The researchers focused on K210del, the first DCM-associated mutation identified. Using artificial intelligence and supercomputers, they screened 2,000 FDA-approved drugs to find one that could correct the flawed protein structure. Remarkably, multiple osteoporosis drugs showed potential, with one standing out: risedronate.
Encouraging Results and Future Trials
Risedronate successfully corrected the protein defect in lab tests and animal models. “For the first time in an animal model, we found an FDA-approved drug that can correct a gene mutation and normalize heart function,” Sadek stated.
The team is now collaborating with Spain’s National Cardiovascular Research Center to assess risedronate’s efficacy in two families with the K210del mutation.
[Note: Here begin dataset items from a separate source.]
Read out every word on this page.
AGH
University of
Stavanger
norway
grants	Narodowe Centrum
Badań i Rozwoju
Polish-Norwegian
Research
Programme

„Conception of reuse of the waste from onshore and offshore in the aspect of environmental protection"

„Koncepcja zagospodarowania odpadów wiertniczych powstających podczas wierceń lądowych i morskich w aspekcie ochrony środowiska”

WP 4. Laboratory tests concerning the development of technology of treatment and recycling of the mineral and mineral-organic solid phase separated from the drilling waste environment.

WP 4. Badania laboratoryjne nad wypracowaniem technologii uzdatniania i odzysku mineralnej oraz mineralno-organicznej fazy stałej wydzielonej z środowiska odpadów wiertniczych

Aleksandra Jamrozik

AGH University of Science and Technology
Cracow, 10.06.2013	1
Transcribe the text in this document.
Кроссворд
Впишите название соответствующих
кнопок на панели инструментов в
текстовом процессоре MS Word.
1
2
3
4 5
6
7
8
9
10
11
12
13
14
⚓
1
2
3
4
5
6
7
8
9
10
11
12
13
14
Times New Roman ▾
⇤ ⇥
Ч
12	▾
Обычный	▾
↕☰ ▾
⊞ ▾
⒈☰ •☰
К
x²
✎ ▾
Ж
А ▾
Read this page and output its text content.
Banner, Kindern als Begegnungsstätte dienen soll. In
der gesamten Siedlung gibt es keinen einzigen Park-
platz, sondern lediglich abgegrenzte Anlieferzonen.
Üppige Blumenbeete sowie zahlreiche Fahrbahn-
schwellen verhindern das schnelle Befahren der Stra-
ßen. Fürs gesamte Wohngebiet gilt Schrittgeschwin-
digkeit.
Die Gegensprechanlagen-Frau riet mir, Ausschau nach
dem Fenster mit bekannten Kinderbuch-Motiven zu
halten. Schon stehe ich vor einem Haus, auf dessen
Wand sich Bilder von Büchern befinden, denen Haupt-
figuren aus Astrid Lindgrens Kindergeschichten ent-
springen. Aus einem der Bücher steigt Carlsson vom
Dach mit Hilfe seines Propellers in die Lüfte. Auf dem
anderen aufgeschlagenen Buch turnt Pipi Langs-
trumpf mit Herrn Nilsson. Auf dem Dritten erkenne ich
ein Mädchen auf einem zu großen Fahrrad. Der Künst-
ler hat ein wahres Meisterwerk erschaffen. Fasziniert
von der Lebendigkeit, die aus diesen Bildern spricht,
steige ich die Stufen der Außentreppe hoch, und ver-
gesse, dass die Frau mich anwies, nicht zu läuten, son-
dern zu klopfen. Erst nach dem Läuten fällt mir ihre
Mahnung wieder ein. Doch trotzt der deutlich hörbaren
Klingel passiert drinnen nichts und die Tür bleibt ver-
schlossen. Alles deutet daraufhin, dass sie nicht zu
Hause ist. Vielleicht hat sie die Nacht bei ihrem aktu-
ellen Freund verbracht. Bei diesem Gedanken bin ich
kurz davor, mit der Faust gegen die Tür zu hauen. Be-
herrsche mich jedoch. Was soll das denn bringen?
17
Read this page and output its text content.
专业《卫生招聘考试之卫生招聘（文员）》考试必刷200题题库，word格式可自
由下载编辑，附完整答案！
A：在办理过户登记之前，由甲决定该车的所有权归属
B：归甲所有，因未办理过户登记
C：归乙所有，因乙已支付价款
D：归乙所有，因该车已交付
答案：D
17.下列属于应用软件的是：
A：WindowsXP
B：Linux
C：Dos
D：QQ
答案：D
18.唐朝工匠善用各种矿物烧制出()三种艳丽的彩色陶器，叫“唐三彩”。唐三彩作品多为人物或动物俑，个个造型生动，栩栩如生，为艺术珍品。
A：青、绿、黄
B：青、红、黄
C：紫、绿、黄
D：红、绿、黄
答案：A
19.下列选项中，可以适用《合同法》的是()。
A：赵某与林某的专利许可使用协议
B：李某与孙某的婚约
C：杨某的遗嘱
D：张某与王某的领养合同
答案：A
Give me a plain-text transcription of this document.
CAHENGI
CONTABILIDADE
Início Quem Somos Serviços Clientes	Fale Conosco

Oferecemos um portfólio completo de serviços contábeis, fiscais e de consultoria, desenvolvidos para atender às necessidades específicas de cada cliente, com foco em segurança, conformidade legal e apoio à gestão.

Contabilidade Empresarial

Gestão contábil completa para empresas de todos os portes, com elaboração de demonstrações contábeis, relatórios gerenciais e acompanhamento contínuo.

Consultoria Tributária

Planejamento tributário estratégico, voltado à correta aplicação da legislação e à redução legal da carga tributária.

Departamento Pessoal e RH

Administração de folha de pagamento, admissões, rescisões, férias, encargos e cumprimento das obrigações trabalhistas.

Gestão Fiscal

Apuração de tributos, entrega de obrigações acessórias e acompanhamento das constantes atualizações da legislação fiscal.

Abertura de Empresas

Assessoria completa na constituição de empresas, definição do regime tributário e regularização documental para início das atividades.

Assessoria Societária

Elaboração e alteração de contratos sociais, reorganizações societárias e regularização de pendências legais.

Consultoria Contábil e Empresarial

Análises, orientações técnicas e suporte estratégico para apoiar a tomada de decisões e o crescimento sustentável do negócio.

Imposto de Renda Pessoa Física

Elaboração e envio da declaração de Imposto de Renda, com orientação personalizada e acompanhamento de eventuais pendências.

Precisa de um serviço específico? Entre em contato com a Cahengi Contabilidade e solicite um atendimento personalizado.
A clinical trial is also in the works at the Sarver Heart Center.
Sadek emphasized that this approach—correcting protein structures—has been used in cancer and cystic fibrosis research but is now being applied to heart disease for the first time. “Our goal is to identify FDA-approved drugs or novel molecules that can treat patients with rare cardiovascular disorders,” he said.
A Step Toward Broader Applications
Co-senior author Dr. Sakthivel Sadayappan highlighted the potential for expanding this approach to other rare genetic mutations. “If we don’t find suitable FDA-approved drugs, we can explore thousands of drugs that never made it to market, or even develop entirely new molecules,” he said.
The study’s findings could pave the way for a faster, more cost-effective path to treating genetic heart diseases, offering hope to patients with rare mutations who previously had limited options.
Reference: Wang et al. “An FDA-approved drug structurally and phenotypically corrects the K210del mutation in genetic cardiomyopathy models.” Journal of Clinical Investigation, 17 February 2025. DOI: 10.1172/JCI174081.
Disclaimer: This article is for informational purposes only and should not be considered medical advice. Patients should consult their healthcare providers before making any treatment decisions.